Appeals Court Upholds Ruling that FDA Can Regulate Therapeutic Stem Cells
In a Feb. 4 decision, the U.S. Court of Appeals for the District of Columbia Circuit upheld a lower court decision in ruling that the Food and Drug Administration can regulate stem cells cultured outside the human body and used for therapeutic purposes.
The court rejected the plaintiff’s argument that the procedure at issue was nothing more than the routine practice of medicine, which is regulated by individual states and beyond the FDA’s regulatory authority. This procedure, which was promoted as an alternative to surgery for various orthopedic conditions, involves the extraction of bone marrow or synovial fluid from the patient, isolation of the mesenchymal stem cells, culturing the cells in vitro, adding (among other things) an antibiotic to prevent bacterial contamination, and then reintroducing the mixture into the patient. The three-judge panel unanimously ruled that while the procedure may amount to the practice of medicine, the mixture itself is a drug and thus regulated by the FDA. The court also rejected arguments that FDA regulation of the mixture violates the Commerce Clause of the Constitution.

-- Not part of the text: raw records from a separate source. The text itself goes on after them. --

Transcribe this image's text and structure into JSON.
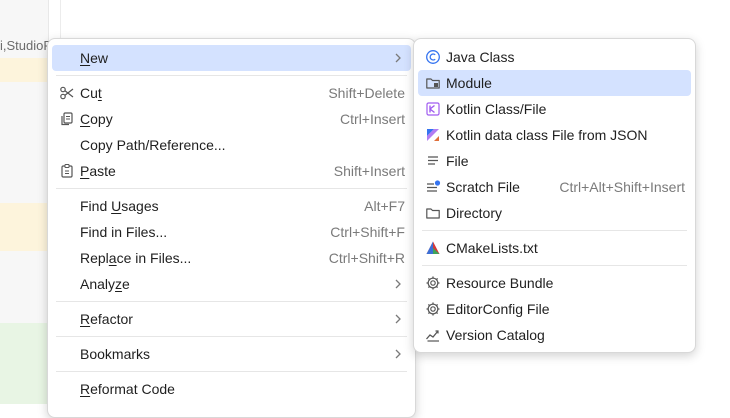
{
  "background": {
    "breadcrumb": "i,StudioP"
  },
  "main_menu": {
    "new": {
      "pre": "",
      "ul": "N",
      "post": "ew"
    },
    "cut": {
      "pre": "Cu",
      "ul": "t",
      "post": "",
      "shortcut": "Shift+Delete"
    },
    "copy": {
      "pre": "",
      "ul": "C",
      "post": "opy",
      "shortcut": "Ctrl+Insert"
    },
    "copy_path": {
      "label": "Copy Path/Reference..."
    },
    "paste": {
      "pre": "",
      "ul": "P",
      "post": "aste",
      "shortcut": "Shift+Insert"
    },
    "find_usages": {
      "pre": "Find ",
      "ul": "U",
      "post": "sages",
      "shortcut": "Alt+F7"
    },
    "find_in_files": {
      "label": "Find in Files...",
      "shortcut": "Ctrl+Shift+F"
    },
    "replace_in_files": {
      "pre": "Repl",
      "ul": "a",
      "post": "ce in Files...",
      "shortcut": "Ctrl+Shift+R"
    },
    "analyze": {
      "pre": "Analy",
      "ul": "z",
      "post": "e"
    },
    "refactor": {
      "pre": "",
      "ul": "R",
      "post": "efactor"
    },
    "bookmarks": {
      "label": "Bookmarks"
    },
    "reformat_code": {
      "pre": "",
      "ul": "R",
      "post": "eformat Code"
    }
  },
  "sub_menu": {
    "java_class": {
      "label": "Java Class"
    },
    "module": {
      "label": "Module"
    },
    "kotlin_class": {
      "label": "Kotlin Class/File"
    },
    "kotlin_json": {
      "label": "Kotlin data class File from JSON"
    },
    "file": {
      "label": "File"
    },
    "scratch_file": {
      "label": "Scratch File",
      "shortcut": "Ctrl+Alt+Shift+Insert"
    },
    "directory": {
      "label": "Directory"
    },
    "cmakelists": {
      "label": "CMakeLists.txt"
    },
    "resource_bundle": {
      "label": "Resource Bundle"
    },
    "editorconfig": {
      "label": "EditorConfig File"
    },
    "version_catalog": {
      "label": "Version Catalog"
    }
  },
  "colors": {
    "selection": "#d4e2ff",
    "java_icon": "#3574f0",
    "kotlin_icon": "#a05cf0",
    "cmake_icon": "#d33a3a"
  }
}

“The court’s conclusion that the FDA can regulate aspects of the practice of medicine that have historically been understood to be subject only to state regulatory jurisdiction will come as a disturbing surprise to many physicians, particularly those engaged in using innovative stem cell techniques in their practice,” said Arnold I. Friede, senior food and drug law attorney for Sandler, Travis & Rosenberg, P.A. “But the court construed the Federal Food, Drug and Cosmetic Act broadly as quite clearly encompassing the practice of medicine, with certain statutorily enumerated exceptions. In essence the court said that while the FDA has elected in most instances to defer regulation of the practice of medicine to the states, this does not erode the agency’s underlying authority to regulate on its own.”